Certain words brand you as a screwball in America today: conspiracy theorist. Elvis sighting. Pacifist. Atheist.
Yes, atheist.
On Sunday, ABC News noted a pending Supreme Court case, which is testing the constitutionality of the Bush Administration’s Office of Faith-Based Initiatives. This is the Jesus-fueled gravy train that’s been giving away billions of taxpayer dollars to explicitly religious groups for the delivery of social services. Catholic Charities of New York, $2,500,000 just last year. Roseland Christian Ministries, $800,000. You get the idea.
President Bush has also made a fundamental change in the way this taxpayer money can be spent by recipients. Employers spending the faith-based jackpot can actually discriminate in hiring—they can say, “we will only hire a drug addiction educator who is Christian,” or “we will only hire a pregnancy counselor who is anti-choice,” and pay them with federal tax dollars. Your dollars.
No separating Caesar and God for this Administration. It’s a payoff for the faithful, pure and simple. Not religious faithful—Republican faithful.
Constitutional? The Supreme Court is deciding this right now.
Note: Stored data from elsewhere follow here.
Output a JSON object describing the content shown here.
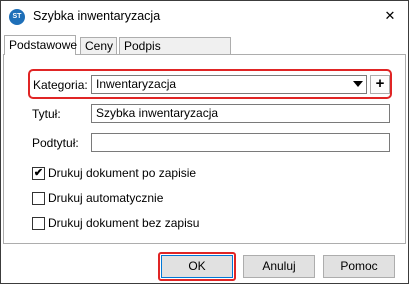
{
  "window": {
    "title": "Szybka inwentaryzacja",
    "icon_name": "app-icon",
    "icon_text": "ST",
    "close_icon": "close-icon",
    "close_glyph": "✕"
  },
  "tabs": [
    {
      "label": "Podstawowe",
      "active": true
    },
    {
      "label": "Ceny",
      "active": false
    },
    {
      "label": "Podpis elektroniczny",
      "active": false
    }
  ],
  "form": {
    "category": {
      "label": "Kategoria:",
      "value": "Inwentaryzacja",
      "add_glyph": "+"
    },
    "title": {
      "label": "Tytuł:",
      "value": "Szybka inwentaryzacja"
    },
    "subtitle": {
      "label": "Podtytuł:",
      "value": ""
    },
    "checkboxes": [
      {
        "label": "Drukuj dokument po zapisie",
        "checked": true,
        "mark": "✔"
      },
      {
        "label": "Drukuj automatycznie",
        "checked": false,
        "mark": ""
      },
      {
        "label": "Drukuj dokument bez zapisu",
        "checked": false,
        "mark": ""
      }
    ]
  },
  "buttons": {
    "ok": "OK",
    "cancel": "Anuluj",
    "help": "Pomoc"
  },
  "colors": {
    "highlight": "#e02525",
    "app_icon": "#1e6fb8"
  }
}
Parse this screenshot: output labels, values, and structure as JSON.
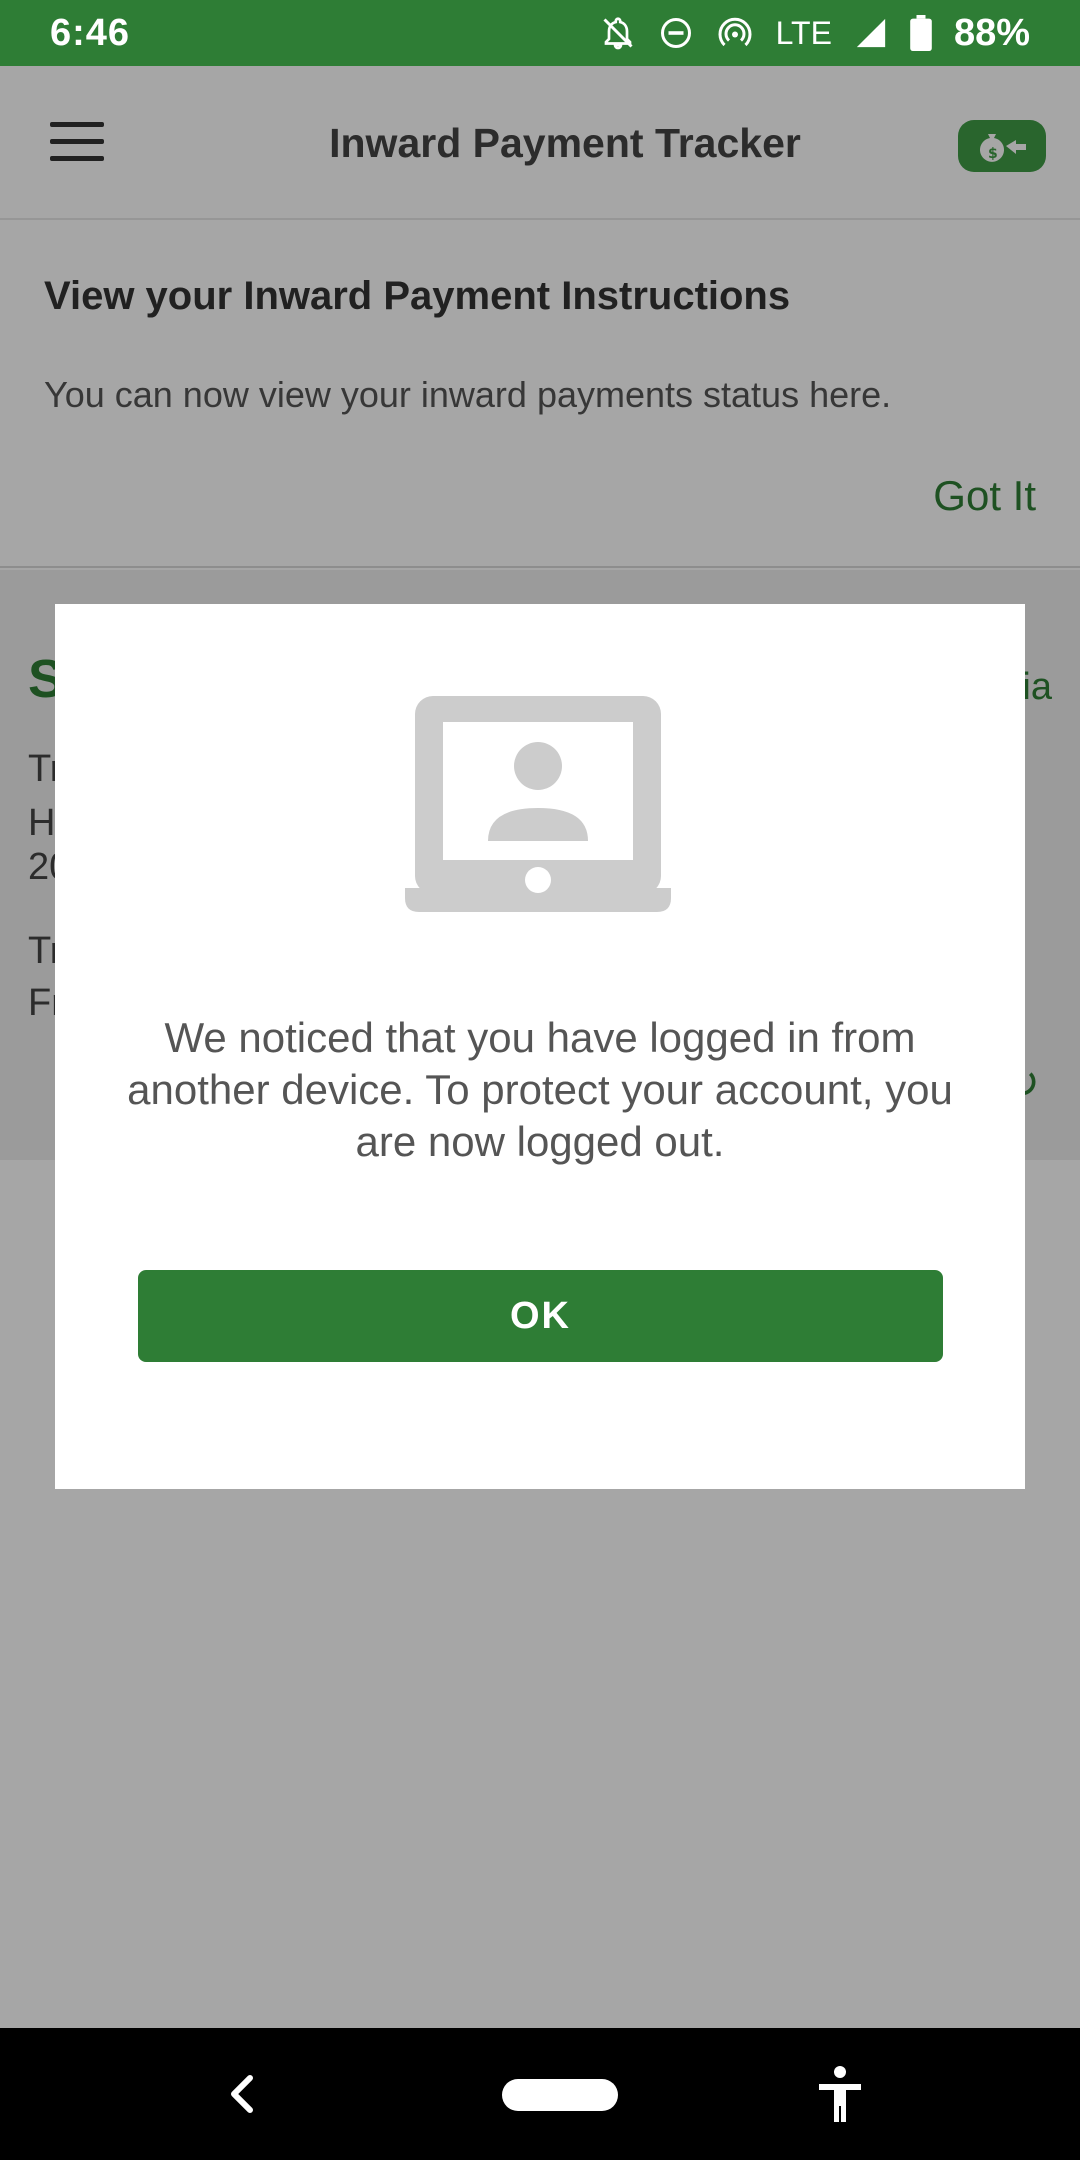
{
  "status_bar": {
    "time": "6:46",
    "network": "LTE",
    "battery": "88%",
    "icons": [
      "notifications-off-icon",
      "do-not-disturb-icon",
      "hotspot-icon",
      "signal-icon",
      "battery-icon"
    ]
  },
  "app_bar": {
    "title": "Inward Payment Tracker",
    "menu_icon": "menu-icon",
    "badge_icon": "money-transfer-icon"
  },
  "info_card": {
    "title": "View your Inward Payment Instructions",
    "text": "You can now view your inward payments status here.",
    "action": "Got It"
  },
  "background": {
    "heading_fragment": "S",
    "line1": "Tr",
    "line2": "H",
    "line3": "20",
    "line4": "Tr",
    "line5": "Fr",
    "right_fragment": "ia"
  },
  "dialog": {
    "icon": "laptop-user-icon",
    "message": "We noticed that you have logged in from another device. To protect your account, you are now logged out.",
    "ok_label": "OK"
  },
  "nav_bar": {
    "icons": [
      "back-icon",
      "home-icon",
      "accessibility-icon"
    ]
  },
  "colors": {
    "primary": "#2e7d35",
    "scrim": "rgba(0,0,0,0.35)"
  }
}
So ABC takes the lowest road they can find—‘hey, check out the nutty atheists trying to subvert American government and religion!’ (not that they can clearly distinguish between the two)
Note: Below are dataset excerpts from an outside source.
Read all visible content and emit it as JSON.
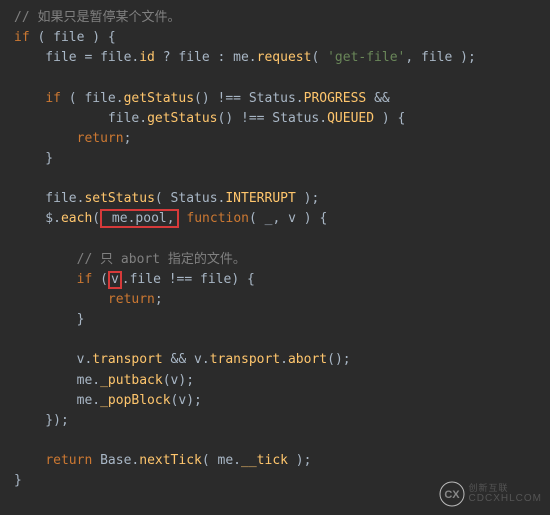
{
  "code": {
    "l1_comment": "// 如果只是暂停某个文件。",
    "l2_if": "if",
    "l2_cond_open": " ( ",
    "l2_file": "file",
    "l2_cond_close": " ) {",
    "l3_prefix": "    file = file.",
    "l3_id": "id",
    "l3_mid": " ? file : me.",
    "l3_request": "request",
    "l3_paren": "( ",
    "l3_str": "'get-file'",
    "l3_end": ", file );",
    "l5_prefix": "    ",
    "l5_if": "if",
    "l5_open": " ( file.",
    "l5_getStatus": "getStatus",
    "l5_mid": "() !== Status.",
    "l5_progress": "PROGRESS",
    "l5_amp": " &&",
    "l6_indent": "            file.",
    "l6_getStatus": "getStatus",
    "l6_mid": "() !== Status.",
    "l6_queued": "QUEUED",
    "l6_close": " ) {",
    "l7_indent": "        ",
    "l7_return": "return",
    "l7_semi": ";",
    "l8_close": "    }",
    "l10_prefix": "    file.",
    "l10_setStatus": "setStatus",
    "l10_open": "( Status.",
    "l10_interrupt": "INTERRUPT",
    "l10_close": " );",
    "l11_prefix": "    $.",
    "l11_each": "each",
    "l11_open": "(",
    "l11_pool": " me.pool,",
    "l11_func": " function",
    "l11_args": "( _, v ) {",
    "l13_comment": "        // 只 abort 指定的文件。",
    "l14_indent": "        ",
    "l14_if": "if",
    "l14_open": " (",
    "l14_v": "v",
    "l14_dot": ".",
    "l14_cond": "file !== file) {",
    "l15_indent": "            ",
    "l15_return": "return",
    "l15_semi": ";",
    "l16_close": "        }",
    "l18_prefix": "        v.",
    "l18_transport1": "transport",
    "l18_and": " && v.",
    "l18_transport2": "transport",
    "l18_dot": ".",
    "l18_abort": "abort",
    "l18_end": "();",
    "l19_prefix": "        me.",
    "l19_putback": "_putback",
    "l19_arg": "(v);",
    "l20_prefix": "        me.",
    "l20_popblock": "_popBlock",
    "l20_arg": "(v);",
    "l21_close": "    });",
    "l23_indent": "    ",
    "l23_return": "return",
    "l23_base": " Base.",
    "l23_nexttick": "nextTick",
    "l23_open": "( me.",
    "l23_tick": "__tick",
    "l23_close": " );",
    "l24_brace": "}"
  },
  "logo": {
    "brand_cn": "创新互联",
    "brand_en": "CDCXHLCOM"
  }
}
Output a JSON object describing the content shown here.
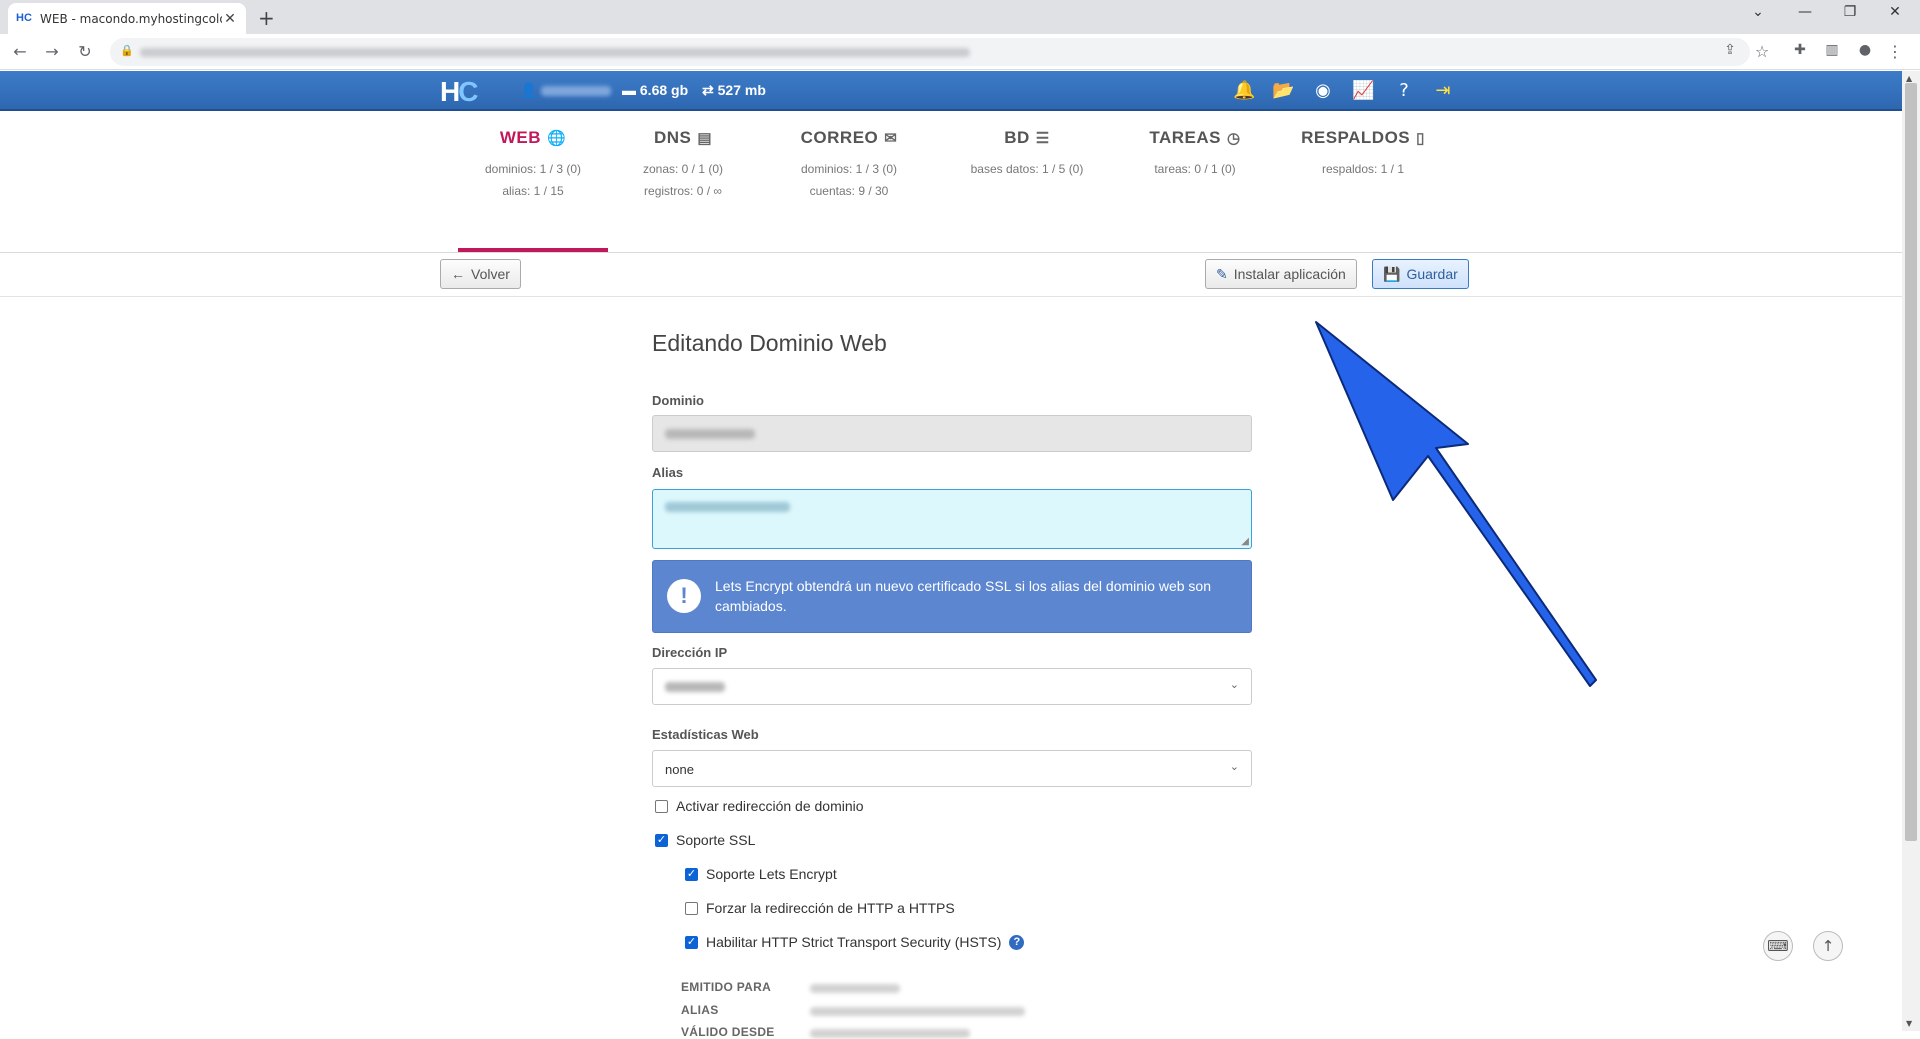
{
  "browser": {
    "tab_title": "WEB - macondo.myhostingcolom",
    "tab_favicon": "HC"
  },
  "header": {
    "disk": "6.68 gb",
    "transfer": "527 mb"
  },
  "sections": [
    {
      "title": "WEB",
      "icon": "globe-icon",
      "lines": [
        "dominios: 1 / 3 (0)",
        "alias: 1 / 15"
      ],
      "active": true
    },
    {
      "title": "DNS",
      "icon": "book-icon",
      "lines": [
        "zonas: 0 / 1 (0)",
        "registros: 0 / ∞"
      ]
    },
    {
      "title": "CORREO",
      "icon": "mail-icon",
      "lines": [
        "dominios: 1 / 3 (0)",
        "cuentas: 9 / 30"
      ]
    },
    {
      "title": "BD",
      "icon": "database-icon",
      "lines": [
        "bases datos: 1 / 5 (0)"
      ]
    },
    {
      "title": "TAREAS",
      "icon": "clock-icon",
      "lines": [
        "tareas: 0 / 1 (0)"
      ]
    },
    {
      "title": "RESPALDOS",
      "icon": "file-icon",
      "lines": [
        "respaldos: 1 / 1"
      ]
    }
  ],
  "actions": {
    "back": "Volver",
    "install": "Instalar aplicación",
    "save": "Guardar"
  },
  "form": {
    "title": "Editando Dominio Web",
    "domain_label": "Dominio",
    "alias_label": "Alias",
    "alert": "Lets Encrypt obtendrá un nuevo certificado SSL si los alias del dominio web son cambiados.",
    "ip_label": "Dirección IP",
    "stats_label": "Estadísticas Web",
    "stats_value": "none",
    "redirect_label": "Activar redirección de dominio",
    "ssl_label": "Soporte SSL",
    "letsencrypt_label": "Soporte Lets Encrypt",
    "force_https_label": "Forzar la redirección de HTTP a HTTPS",
    "hsts_label": "Habilitar HTTP Strict Transport Security (HSTS)",
    "cert_issued_for": "EMITIDO PARA",
    "cert_alias": "ALIAS",
    "cert_valid_from": "VÁLIDO DESDE"
  },
  "colors": {
    "accent": "#c0185a",
    "header": "#2e67b0",
    "arrow": "#2563eb"
  }
}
They frame the story as atheists vs. religious people, which has two significant problems:
1. Since the “religious” are 2/3 of the country while “atheists” are only 4%, why are these “secular fundamentalists” (what?) allowed to challenge religion in everyone’s lives?
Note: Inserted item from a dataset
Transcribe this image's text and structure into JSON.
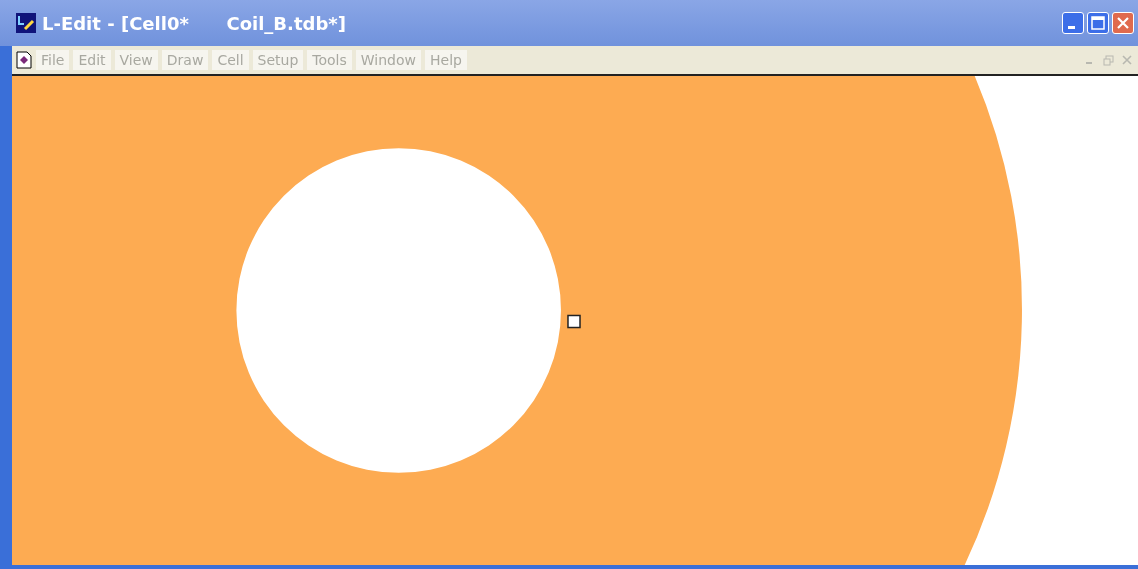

2. This isn’t about the toleration of religion—it’s about government-funded religion. The First Amendment to our Constitution, remember?
It’s just another example of how the media have degenerated into a useless “he said/she said” “both sides of the controversy” approach. You know, the opinion of Creationism vs. the “opinion” of Evolution. The opinion of abortion-creates-breast cancer vs. the “opinion” of biology, chemistry, and epidemiology (and no, of course it doesn’t).
Former Supreme Court Justice Sandra Day O’Connor (appointed by Ronald Reagan himself) said, “Many Americans find the 10 Commandments in accord with their personal beliefs. But we do not count heads before enforcing the First Amendment.”
Just like you don’t have to be gay to value gays’ civil rights, and you don’t need to be a woman to value women’s civil rights, you don’t need to be an atheist to support the separation of church and state.
Shame on ABC News for framing one of the century’s most crucial Supreme Court cases as “the majority faithful vs. the minority screwballs.”